Furthermore, when using a micro vacuum pump in this scenario, customers need to prevent liquids and other solid impurities from entering the pump chamber, as this can affect the pump’s service life.

Q: How to select an air pump suitable for aeration or gas washing applications?

A: In the field of chemical analysis, gas washing typically involves bubbling gas through a washing bottle filled with liquid to remove impurities soluble in the liquid or to remove or convert specific components through reaction with the liquid. In aquaculture, aeration increases the dissolved oxygen levels in the water.
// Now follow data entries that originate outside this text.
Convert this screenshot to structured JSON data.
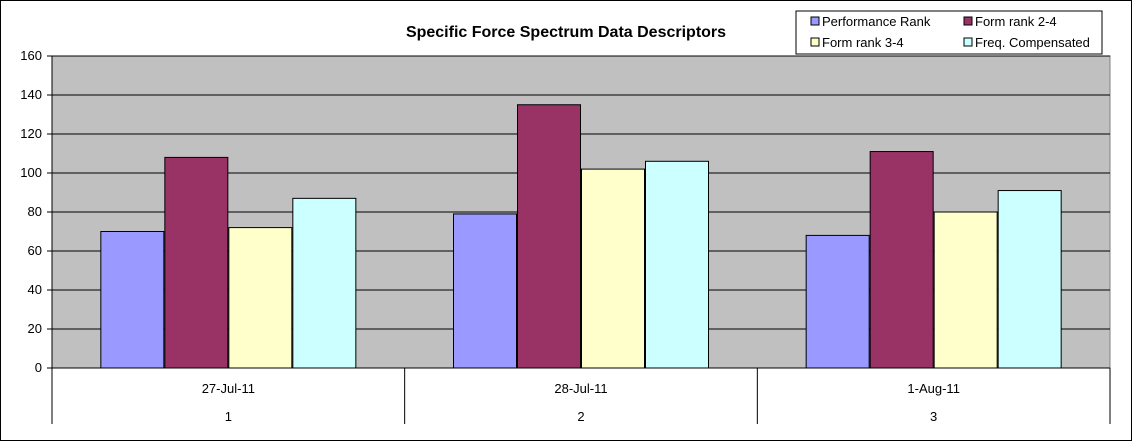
{
  "chart_data": {
    "type": "bar",
    "title": "Specific Force Spectrum Data Descriptors",
    "categories": [
      "27-Jul-11",
      "28-Jul-11",
      "1-Aug-11"
    ],
    "category_sublabels": [
      "1",
      "2",
      "3"
    ],
    "yticks": [
      "0",
      "20",
      "40",
      "60",
      "80",
      "100",
      "120",
      "140",
      "160"
    ],
    "ylim": [
      0,
      160
    ],
    "grid": true,
    "legend_position": "top-right",
    "series": [
      {
        "name": "Performance Rank",
        "color": "#9999ff",
        "values": [
          70,
          79,
          68
        ]
      },
      {
        "name": "Form rank 2-4",
        "color": "#993366",
        "values": [
          108,
          135,
          111
        ]
      },
      {
        "name": "Form rank 3-4",
        "color": "#ffffcc",
        "values": [
          72,
          102,
          80
        ]
      },
      {
        "name": "Freq. Compensated",
        "color": "#ccffff",
        "values": [
          87,
          106,
          91
        ]
      }
    ],
    "plot_background": "#c0c0c0"
  }
}
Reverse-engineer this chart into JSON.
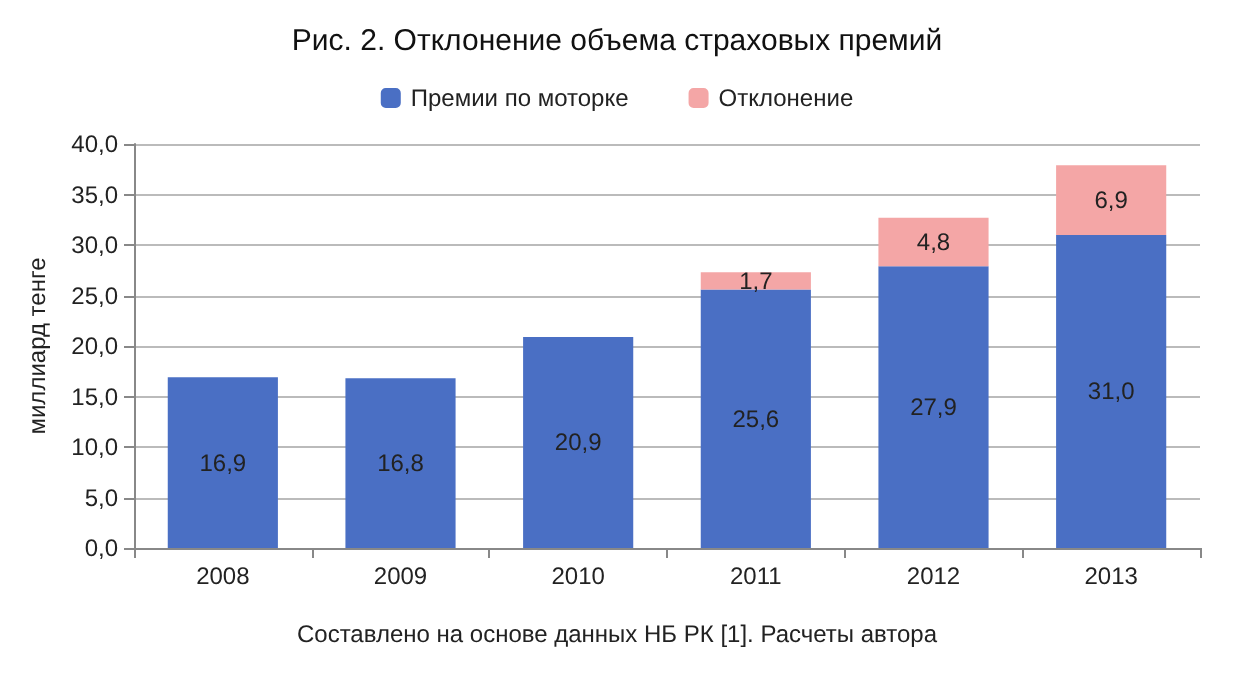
{
  "chart_data": {
    "type": "bar",
    "title": "Рис. 2. Отклонение объема страховых премий",
    "ylabel": "миллиард тенге",
    "annotations": [
      "Составлено на основе данных НБ РК [1]. Расчеты автора"
    ],
    "categories": [
      "2008",
      "2009",
      "2010",
      "2011",
      "2012",
      "2013"
    ],
    "stacked": true,
    "series": [
      {
        "name": "Премии по моторке",
        "color": "#4a6fc4",
        "values": [
          16.9,
          16.8,
          20.9,
          25.6,
          27.9,
          31.0
        ],
        "value_labels": [
          "16,9",
          "16,8",
          "20,9",
          "25,6",
          "27,9",
          "31,0"
        ]
      },
      {
        "name": "Отклонение",
        "color": "#f4a6a6",
        "values": [
          null,
          null,
          null,
          1.7,
          4.8,
          6.9
        ],
        "value_labels": [
          null,
          null,
          null,
          "1,7",
          "4,8",
          "6,9"
        ]
      }
    ],
    "ylim": [
      0,
      40
    ],
    "yticks": [
      {
        "value": 0,
        "label": "0,0"
      },
      {
        "value": 5,
        "label": "5,0"
      },
      {
        "value": 10,
        "label": "10,0"
      },
      {
        "value": 15,
        "label": "15,0"
      },
      {
        "value": 20,
        "label": "20,0"
      },
      {
        "value": 25,
        "label": "25,0"
      },
      {
        "value": 30,
        "label": "30,0"
      },
      {
        "value": 35,
        "label": "35,0"
      },
      {
        "value": 40,
        "label": "40,0"
      }
    ],
    "grid": "y",
    "legend": "top"
  }
}
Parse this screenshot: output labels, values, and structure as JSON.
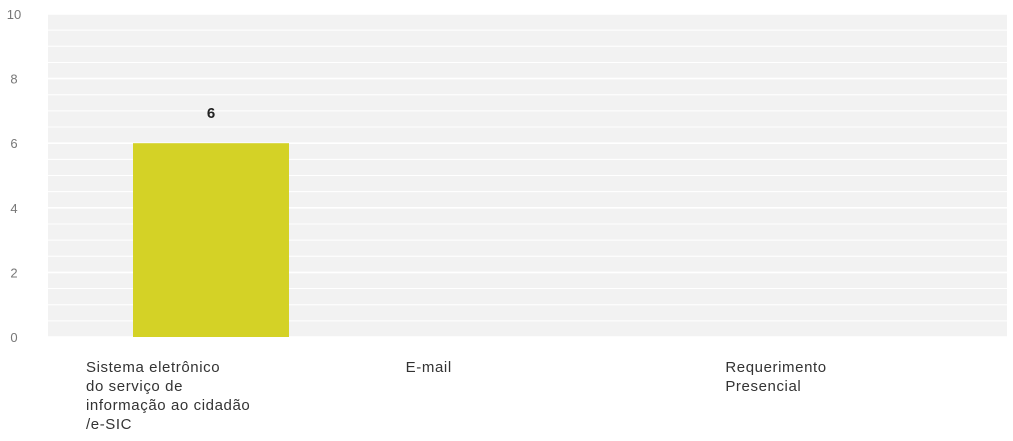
{
  "chart_data": {
    "type": "bar",
    "categories": [
      [
        "Sistema eletrônico",
        "do serviço de",
        "informação ao cidadão",
        "/e-SIC"
      ],
      [
        "E-mail"
      ],
      [
        "Requerimento",
        "Presencial"
      ]
    ],
    "values": [
      6,
      0,
      0
    ],
    "data_labels": [
      "6",
      "",
      ""
    ],
    "ylim": [
      0,
      10
    ],
    "yticks": [
      0,
      2,
      4,
      6,
      8,
      10
    ],
    "grid": true,
    "legend": "none",
    "colors": {
      "bar": "#d4d226",
      "plot_background": "#f2f2f2",
      "grid": "#ffffff"
    }
  }
}
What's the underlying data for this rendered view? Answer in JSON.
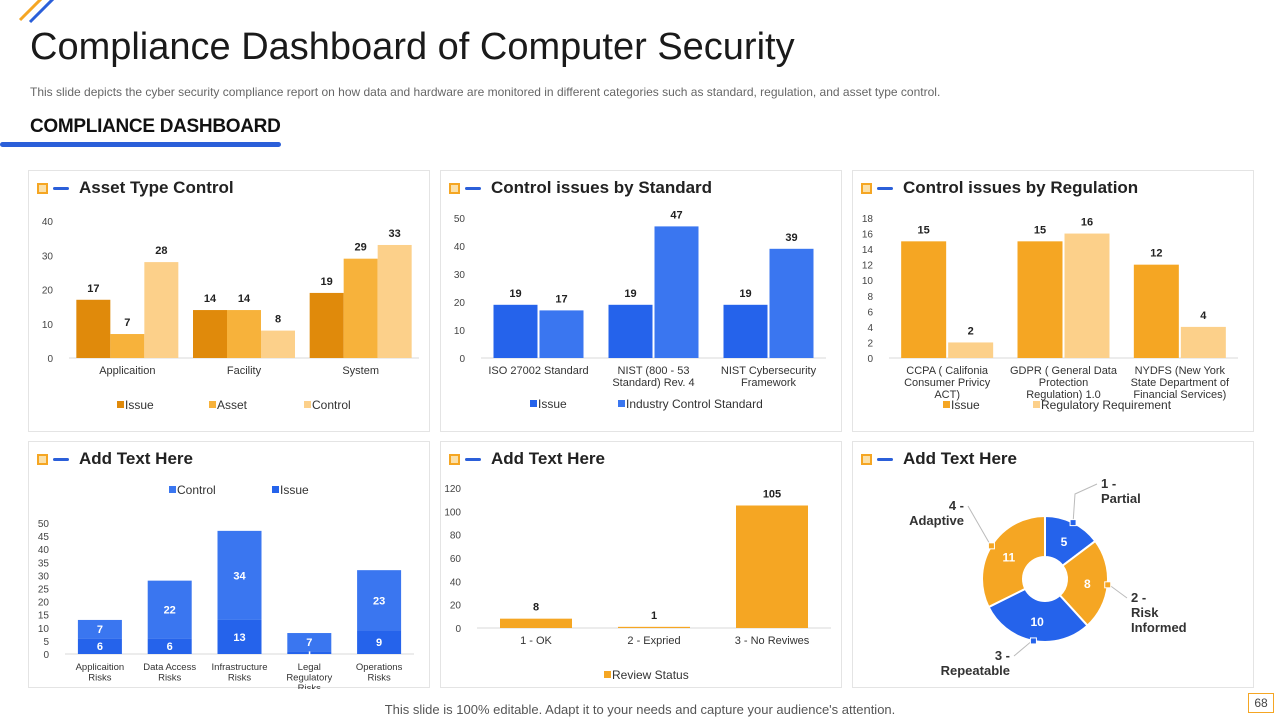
{
  "slide": {
    "title": "Compliance Dashboard of Computer Security",
    "subtitle": "This slide depicts the cyber security compliance report on how data and hardware are monitored in different categories such as standard, regulation, and asset type control.",
    "section_title": "COMPLIANCE DASHBOARD",
    "footer": "This slide is 100% editable. Adapt it to your needs and capture your audience's attention.",
    "page_number": "68"
  },
  "colors": {
    "accent_blue": "#2b5fd9",
    "accent_orange": "#f5a623",
    "panel_border": "#e4e4e4"
  },
  "panels": {
    "asset": {
      "title": "Asset Type Control"
    },
    "standard": {
      "title": "Control issues by Standard"
    },
    "regulation": {
      "title": "Control issues by Regulation"
    },
    "risks": {
      "title": "Add Text Here"
    },
    "review": {
      "title": "Add Text Here"
    },
    "maturity": {
      "title": "Add Text Here"
    }
  },
  "chart_data": [
    {
      "id": "asset",
      "type": "bar",
      "title": "Asset Type Control",
      "categories": [
        "Applicaition",
        "Facility",
        "System"
      ],
      "series": [
        {
          "name": "Issue",
          "values": [
            17,
            14,
            19
          ],
          "color": "#e08a0b"
        },
        {
          "name": "Asset",
          "values": [
            7,
            14,
            29
          ],
          "color": "#f7b23b"
        },
        {
          "name": "Control",
          "values": [
            28,
            8,
            33
          ],
          "color": "#fcd08a"
        }
      ],
      "yticks": [
        0,
        10,
        20,
        30,
        40
      ],
      "ylim": [
        0,
        40
      ],
      "legend": "bottom",
      "grid": false
    },
    {
      "id": "standard",
      "type": "bar",
      "title": "Control issues by Standard",
      "categories": [
        "ISO 27002 Standard",
        "NIST (800 - 53 Standard) Rev. 4",
        "NIST Cybersecurity Framework"
      ],
      "series": [
        {
          "name": "Issue",
          "values": [
            19,
            19,
            19
          ],
          "color": "#2563eb"
        },
        {
          "name": "Industry Control Standard",
          "values": [
            17,
            47,
            39
          ],
          "color": "#3a76f0"
        }
      ],
      "yticks": [
        0,
        10,
        20,
        30,
        40,
        50
      ],
      "ylim": [
        0,
        50
      ],
      "legend": "bottom",
      "grid": false
    },
    {
      "id": "regulation",
      "type": "bar",
      "title": "Control issues by Regulation",
      "categories": [
        "CCPA ( Califonia Consumer Privicy ACT)",
        "GDPR ( General Data Protection Regulation) 1.0",
        "NYDFS (New York State Department of Financial Services)"
      ],
      "series": [
        {
          "name": "Issue",
          "values": [
            15,
            15,
            12
          ],
          "color": "#f5a623"
        },
        {
          "name": "Regulatory Requirement",
          "values": [
            2,
            16,
            4
          ],
          "color": "#fcd08a"
        }
      ],
      "yticks": [
        0,
        2,
        4,
        6,
        8,
        10,
        12,
        14,
        16,
        18
      ],
      "ylim": [
        0,
        18
      ],
      "legend": "bottom",
      "grid": false
    },
    {
      "id": "risks",
      "type": "bar",
      "stacked": true,
      "title": "Add Text Here",
      "categories": [
        "Applicaition Risks",
        "Data Access Risks",
        "Infrastructure Risks",
        "Legal Regulatory Risks",
        "Operations Risks"
      ],
      "series": [
        {
          "name": "Issue",
          "values": [
            6,
            6,
            13,
            1,
            9
          ],
          "color": "#2563eb"
        },
        {
          "name": "Control",
          "values": [
            7,
            22,
            34,
            7,
            23
          ],
          "color": "#3a76f0"
        }
      ],
      "legend_order": [
        "Control",
        "Issue"
      ],
      "yticks": [
        0,
        5,
        10,
        15,
        20,
        25,
        30,
        35,
        40,
        45,
        50
      ],
      "ylim": [
        0,
        50
      ],
      "legend": "top",
      "grid": false
    },
    {
      "id": "review",
      "type": "bar",
      "title": "Add Text Here",
      "categories": [
        "1 - OK",
        "2 - Expried",
        "3 - No Reviwes"
      ],
      "series": [
        {
          "name": "Review Status",
          "values": [
            8,
            1,
            105
          ],
          "color": "#f5a623"
        }
      ],
      "yticks": [
        0,
        20,
        40,
        60,
        80,
        100,
        120
      ],
      "ylim": [
        0,
        120
      ],
      "legend": "bottom",
      "grid": false
    },
    {
      "id": "maturity",
      "type": "pie",
      "donut": true,
      "title": "Add Text Here",
      "slices": [
        {
          "label": "1 - Partial",
          "value": 5,
          "color": "#2563eb"
        },
        {
          "label": "2 - Risk Informed",
          "value": 8,
          "color": "#f5a623"
        },
        {
          "label": "3 - Repeatable",
          "value": 10,
          "color": "#2563eb"
        },
        {
          "label": "4 - Adaptive",
          "value": 11,
          "color": "#f5a623"
        }
      ]
    }
  ]
}
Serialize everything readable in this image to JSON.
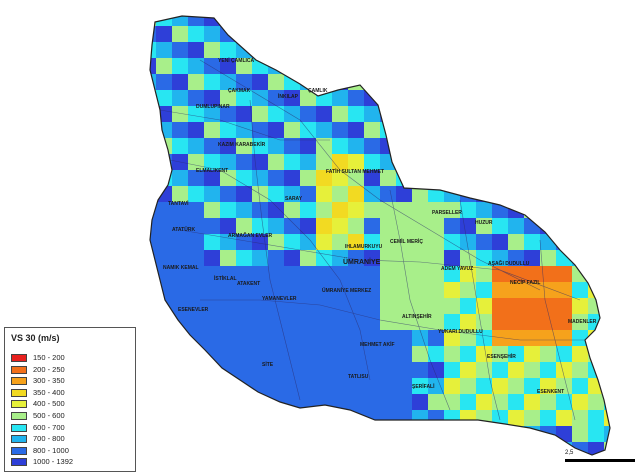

In wastewater treatment, the purpose of aeration is to prevent solids from settling in the tank, enhancing contact between organic matter, microorganisms, and dissolved oxygen, thus ensuring the oxidation and decomposition of organic pollutants by microorganisms under sufficient oxygen conditions.

Both aeration and gas washing usually require the exhaust tube to be submerged below the liquid surface to achieve optimal results. Therefore, this application requires an air pump capable of delivering positive pressure. Depending on the required flow rate, our series of combined pressure/vacuum pumps, such as the D15, D23, D35, D50, D60 models, are most suitable.

When selecting a pump, it’s crucial to consider the water pressure at the exhaust port (Pump Output Pressure = Actual Required Pressure + Water Pressure). The water pressure is determined by the depth of the gas outlet below the liquid surface; the deeper the outlet, the higher the output pressure required from the pump. When the pump’s output pressure equals the water pressure, the pump will deliver zero flow, as the flow rate decreases with increasing pressure.